The work includes fragments of psychological interviews filmed with the families of the disappeared. In addition, a cell phone device will allow us to enter the imaginary world of the young Tunisians:
- the imaginary world of the young Tunisians seeking exile from Tik-tok
- the process of militancy in which the families of the disappeared find an "emergency door", a cry for help amplified by the use of social networks.
- a web bouteillealamer.tn
Séverine Sajous / التراب یجبد والقلب یبرد La terre absorbe et l e coeur guérit - Polysemies of silence
Collaboration : Hamza Msalmi, Yassine Bouchneb and Dhia Msolli
Production : Séverine Sajous and Coreographix
Support with the editing : QR + ploter
Acknowledgements: to all the families who participated in the project, Alya Ben Abderrahman, Nina Gueddar, Loup Blaster, Sabers migrants and Jiser.

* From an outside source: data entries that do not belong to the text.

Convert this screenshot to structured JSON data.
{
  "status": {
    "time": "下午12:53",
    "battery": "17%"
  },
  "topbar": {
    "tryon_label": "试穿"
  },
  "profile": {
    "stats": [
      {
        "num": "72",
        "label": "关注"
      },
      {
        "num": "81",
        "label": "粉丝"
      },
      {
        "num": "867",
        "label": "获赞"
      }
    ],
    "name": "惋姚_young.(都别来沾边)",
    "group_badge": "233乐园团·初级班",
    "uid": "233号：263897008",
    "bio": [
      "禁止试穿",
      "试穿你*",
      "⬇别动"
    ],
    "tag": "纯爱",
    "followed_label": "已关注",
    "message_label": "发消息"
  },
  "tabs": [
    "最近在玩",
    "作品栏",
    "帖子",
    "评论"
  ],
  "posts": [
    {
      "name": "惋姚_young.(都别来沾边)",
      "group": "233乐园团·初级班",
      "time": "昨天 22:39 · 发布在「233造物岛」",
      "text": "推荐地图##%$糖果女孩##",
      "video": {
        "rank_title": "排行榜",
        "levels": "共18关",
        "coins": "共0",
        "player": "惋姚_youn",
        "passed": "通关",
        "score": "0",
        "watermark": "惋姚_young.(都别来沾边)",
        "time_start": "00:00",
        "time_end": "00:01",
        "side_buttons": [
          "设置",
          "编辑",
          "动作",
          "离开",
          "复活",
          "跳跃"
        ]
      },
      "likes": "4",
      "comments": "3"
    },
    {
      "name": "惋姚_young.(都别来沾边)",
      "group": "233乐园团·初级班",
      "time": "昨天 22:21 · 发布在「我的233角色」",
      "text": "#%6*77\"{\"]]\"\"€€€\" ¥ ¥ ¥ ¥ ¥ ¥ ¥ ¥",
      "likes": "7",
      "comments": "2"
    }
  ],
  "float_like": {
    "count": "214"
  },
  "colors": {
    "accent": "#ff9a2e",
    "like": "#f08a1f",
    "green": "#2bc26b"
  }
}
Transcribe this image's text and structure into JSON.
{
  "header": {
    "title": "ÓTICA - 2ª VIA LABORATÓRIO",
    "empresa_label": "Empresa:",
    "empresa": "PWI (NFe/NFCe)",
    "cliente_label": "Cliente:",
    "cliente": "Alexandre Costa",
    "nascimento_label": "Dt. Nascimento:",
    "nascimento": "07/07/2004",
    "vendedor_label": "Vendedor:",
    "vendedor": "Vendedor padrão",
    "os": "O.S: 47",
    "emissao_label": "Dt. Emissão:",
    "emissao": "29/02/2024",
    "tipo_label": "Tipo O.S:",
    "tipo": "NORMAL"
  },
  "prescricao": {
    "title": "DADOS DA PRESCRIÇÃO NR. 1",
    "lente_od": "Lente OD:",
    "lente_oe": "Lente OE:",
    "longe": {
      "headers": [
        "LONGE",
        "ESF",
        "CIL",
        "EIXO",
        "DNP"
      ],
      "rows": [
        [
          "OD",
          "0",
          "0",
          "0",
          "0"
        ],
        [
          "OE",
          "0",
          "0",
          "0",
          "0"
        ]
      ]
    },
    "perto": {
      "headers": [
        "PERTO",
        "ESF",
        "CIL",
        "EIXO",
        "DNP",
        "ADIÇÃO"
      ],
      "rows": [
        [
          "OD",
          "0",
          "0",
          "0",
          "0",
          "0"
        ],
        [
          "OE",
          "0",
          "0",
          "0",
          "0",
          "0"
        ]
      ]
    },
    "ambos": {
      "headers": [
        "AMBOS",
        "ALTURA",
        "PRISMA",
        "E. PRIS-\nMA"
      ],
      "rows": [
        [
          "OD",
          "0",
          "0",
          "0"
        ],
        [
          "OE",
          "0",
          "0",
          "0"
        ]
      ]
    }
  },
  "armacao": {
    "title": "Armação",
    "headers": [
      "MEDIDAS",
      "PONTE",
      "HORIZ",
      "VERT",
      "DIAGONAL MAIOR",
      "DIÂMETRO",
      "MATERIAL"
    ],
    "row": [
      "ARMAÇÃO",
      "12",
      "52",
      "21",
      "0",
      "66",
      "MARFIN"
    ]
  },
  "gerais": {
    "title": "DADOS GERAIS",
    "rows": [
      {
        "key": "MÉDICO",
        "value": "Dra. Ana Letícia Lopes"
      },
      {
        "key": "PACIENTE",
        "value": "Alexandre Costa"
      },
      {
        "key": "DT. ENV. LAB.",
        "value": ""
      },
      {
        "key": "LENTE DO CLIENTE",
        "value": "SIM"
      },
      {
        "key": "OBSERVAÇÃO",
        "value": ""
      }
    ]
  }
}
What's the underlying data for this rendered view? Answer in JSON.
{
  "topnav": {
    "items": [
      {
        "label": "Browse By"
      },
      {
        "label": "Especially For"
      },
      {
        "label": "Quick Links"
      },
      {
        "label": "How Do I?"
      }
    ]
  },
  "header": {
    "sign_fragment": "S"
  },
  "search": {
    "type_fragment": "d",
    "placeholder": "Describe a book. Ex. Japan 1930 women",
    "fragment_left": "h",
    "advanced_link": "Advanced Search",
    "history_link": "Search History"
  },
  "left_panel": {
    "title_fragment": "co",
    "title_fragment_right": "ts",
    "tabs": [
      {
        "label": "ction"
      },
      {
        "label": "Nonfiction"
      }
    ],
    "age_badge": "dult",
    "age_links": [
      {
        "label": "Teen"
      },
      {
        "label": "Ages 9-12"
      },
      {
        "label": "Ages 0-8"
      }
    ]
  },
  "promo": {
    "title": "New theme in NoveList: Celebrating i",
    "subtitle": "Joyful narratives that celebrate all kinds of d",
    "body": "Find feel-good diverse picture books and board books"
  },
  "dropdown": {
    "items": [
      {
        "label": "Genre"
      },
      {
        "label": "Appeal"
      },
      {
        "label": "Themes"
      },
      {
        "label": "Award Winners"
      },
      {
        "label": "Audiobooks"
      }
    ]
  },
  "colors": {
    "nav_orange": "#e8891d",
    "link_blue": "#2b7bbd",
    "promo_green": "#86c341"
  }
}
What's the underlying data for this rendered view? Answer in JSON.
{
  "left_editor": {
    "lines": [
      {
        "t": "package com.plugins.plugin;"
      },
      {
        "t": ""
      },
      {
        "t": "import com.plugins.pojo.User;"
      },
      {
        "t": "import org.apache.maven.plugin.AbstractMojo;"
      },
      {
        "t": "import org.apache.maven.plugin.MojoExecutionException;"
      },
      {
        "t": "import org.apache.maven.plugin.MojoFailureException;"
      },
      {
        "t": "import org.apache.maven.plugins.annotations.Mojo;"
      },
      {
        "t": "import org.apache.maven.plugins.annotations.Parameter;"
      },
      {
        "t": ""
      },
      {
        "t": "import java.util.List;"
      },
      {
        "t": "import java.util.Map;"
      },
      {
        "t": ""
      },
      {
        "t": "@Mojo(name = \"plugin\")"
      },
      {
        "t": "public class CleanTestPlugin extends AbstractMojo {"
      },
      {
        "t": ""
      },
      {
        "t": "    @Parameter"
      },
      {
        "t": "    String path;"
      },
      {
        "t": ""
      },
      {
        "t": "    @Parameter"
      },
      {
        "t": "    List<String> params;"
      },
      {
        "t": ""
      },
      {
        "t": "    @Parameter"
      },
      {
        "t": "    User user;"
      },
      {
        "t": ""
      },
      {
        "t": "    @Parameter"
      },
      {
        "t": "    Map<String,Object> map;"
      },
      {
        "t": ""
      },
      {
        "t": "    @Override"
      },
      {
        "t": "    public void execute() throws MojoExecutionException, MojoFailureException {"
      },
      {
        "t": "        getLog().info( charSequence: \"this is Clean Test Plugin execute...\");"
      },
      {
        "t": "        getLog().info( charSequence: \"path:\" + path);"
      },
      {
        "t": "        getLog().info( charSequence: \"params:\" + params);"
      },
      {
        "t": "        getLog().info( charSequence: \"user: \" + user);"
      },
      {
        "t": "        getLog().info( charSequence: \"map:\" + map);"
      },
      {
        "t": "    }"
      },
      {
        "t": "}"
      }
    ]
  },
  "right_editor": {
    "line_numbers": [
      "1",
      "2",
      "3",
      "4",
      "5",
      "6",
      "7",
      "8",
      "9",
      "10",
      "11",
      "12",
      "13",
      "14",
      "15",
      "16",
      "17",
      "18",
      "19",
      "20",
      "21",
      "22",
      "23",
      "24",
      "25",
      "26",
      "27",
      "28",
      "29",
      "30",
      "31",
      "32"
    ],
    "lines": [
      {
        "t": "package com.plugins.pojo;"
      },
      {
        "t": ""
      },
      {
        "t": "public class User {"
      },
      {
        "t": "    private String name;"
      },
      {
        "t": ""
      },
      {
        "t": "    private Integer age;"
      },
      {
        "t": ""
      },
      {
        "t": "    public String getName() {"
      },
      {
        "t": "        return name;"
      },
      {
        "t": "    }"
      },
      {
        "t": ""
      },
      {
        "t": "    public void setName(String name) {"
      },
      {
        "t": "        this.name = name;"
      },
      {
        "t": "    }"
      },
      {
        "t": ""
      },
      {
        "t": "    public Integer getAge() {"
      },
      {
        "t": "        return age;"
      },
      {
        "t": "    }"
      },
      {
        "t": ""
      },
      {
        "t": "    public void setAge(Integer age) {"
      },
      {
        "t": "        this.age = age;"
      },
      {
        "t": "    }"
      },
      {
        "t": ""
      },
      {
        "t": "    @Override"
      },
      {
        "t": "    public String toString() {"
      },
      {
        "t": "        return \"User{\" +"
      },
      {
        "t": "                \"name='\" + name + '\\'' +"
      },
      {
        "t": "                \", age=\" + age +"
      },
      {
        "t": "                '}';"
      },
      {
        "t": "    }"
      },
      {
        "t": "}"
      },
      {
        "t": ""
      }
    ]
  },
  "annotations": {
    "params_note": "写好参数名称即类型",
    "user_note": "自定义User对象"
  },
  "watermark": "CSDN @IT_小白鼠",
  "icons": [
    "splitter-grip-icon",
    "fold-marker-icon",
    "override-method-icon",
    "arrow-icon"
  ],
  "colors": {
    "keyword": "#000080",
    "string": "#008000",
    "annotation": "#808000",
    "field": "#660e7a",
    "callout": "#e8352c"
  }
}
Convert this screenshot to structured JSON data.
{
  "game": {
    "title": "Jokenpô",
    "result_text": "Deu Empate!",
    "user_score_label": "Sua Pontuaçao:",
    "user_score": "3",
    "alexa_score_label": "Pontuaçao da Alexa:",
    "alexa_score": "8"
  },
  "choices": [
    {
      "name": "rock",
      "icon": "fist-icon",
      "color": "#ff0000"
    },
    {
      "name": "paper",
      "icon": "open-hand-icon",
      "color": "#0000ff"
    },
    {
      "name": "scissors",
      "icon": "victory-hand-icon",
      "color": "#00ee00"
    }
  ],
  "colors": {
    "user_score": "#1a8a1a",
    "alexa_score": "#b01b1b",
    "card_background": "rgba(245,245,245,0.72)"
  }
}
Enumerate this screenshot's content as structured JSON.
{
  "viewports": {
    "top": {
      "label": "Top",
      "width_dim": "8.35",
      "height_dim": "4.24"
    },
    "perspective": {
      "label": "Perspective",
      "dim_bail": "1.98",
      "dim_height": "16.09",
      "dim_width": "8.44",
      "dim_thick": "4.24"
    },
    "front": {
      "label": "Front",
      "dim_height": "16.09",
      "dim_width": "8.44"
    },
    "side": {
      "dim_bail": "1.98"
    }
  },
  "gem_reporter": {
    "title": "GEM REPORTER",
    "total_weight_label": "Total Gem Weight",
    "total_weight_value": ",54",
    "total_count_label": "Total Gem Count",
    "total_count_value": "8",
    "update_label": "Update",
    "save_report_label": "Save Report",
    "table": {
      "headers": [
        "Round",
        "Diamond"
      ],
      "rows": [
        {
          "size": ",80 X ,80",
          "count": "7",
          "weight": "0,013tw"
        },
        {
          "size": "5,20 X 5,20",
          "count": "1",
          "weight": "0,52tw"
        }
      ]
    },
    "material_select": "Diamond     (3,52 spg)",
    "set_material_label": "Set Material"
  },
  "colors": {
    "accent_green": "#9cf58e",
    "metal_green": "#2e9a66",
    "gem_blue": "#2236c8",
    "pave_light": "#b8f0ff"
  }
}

Séverine Sajous (16/12/1981, Pau) is a French photographer and filmmaker with a degree in Linguistics. She is deeply interested in people and the human condition, and enjoys working collaboratively with her subjects, allowing them to develop their own artistic abilities and express themselves directly. She uses the visual medium to engage with the world and encourage more critical thinking. To date, most of her work focuses on migration and refugee issues. In 2015 he co-founded the charity Jungleye, (https://jungleye.org/) which has benefited from a series of projects that engage communities through a participatory practice of photography. He combines artistic direction of the charity in different contexts, with his own photographic and film projects. Since 2016 she has been working on a trilogy of short films that draw on the invented common vocabulary to redefine the act of migrating and communicate the collective experience. Her first short films, "Password: Fajara" and "#boza", were awarded in several festivals. Currently based in Tunisia, she is developing the third chapter of this trilogy around the impact of the family on the act of migrating from the reappropriation of the word "Harka" which means "to burn" -migrate in Maghrebi slang-. "The earth absorbs and the heart heals" is part of this research in progress.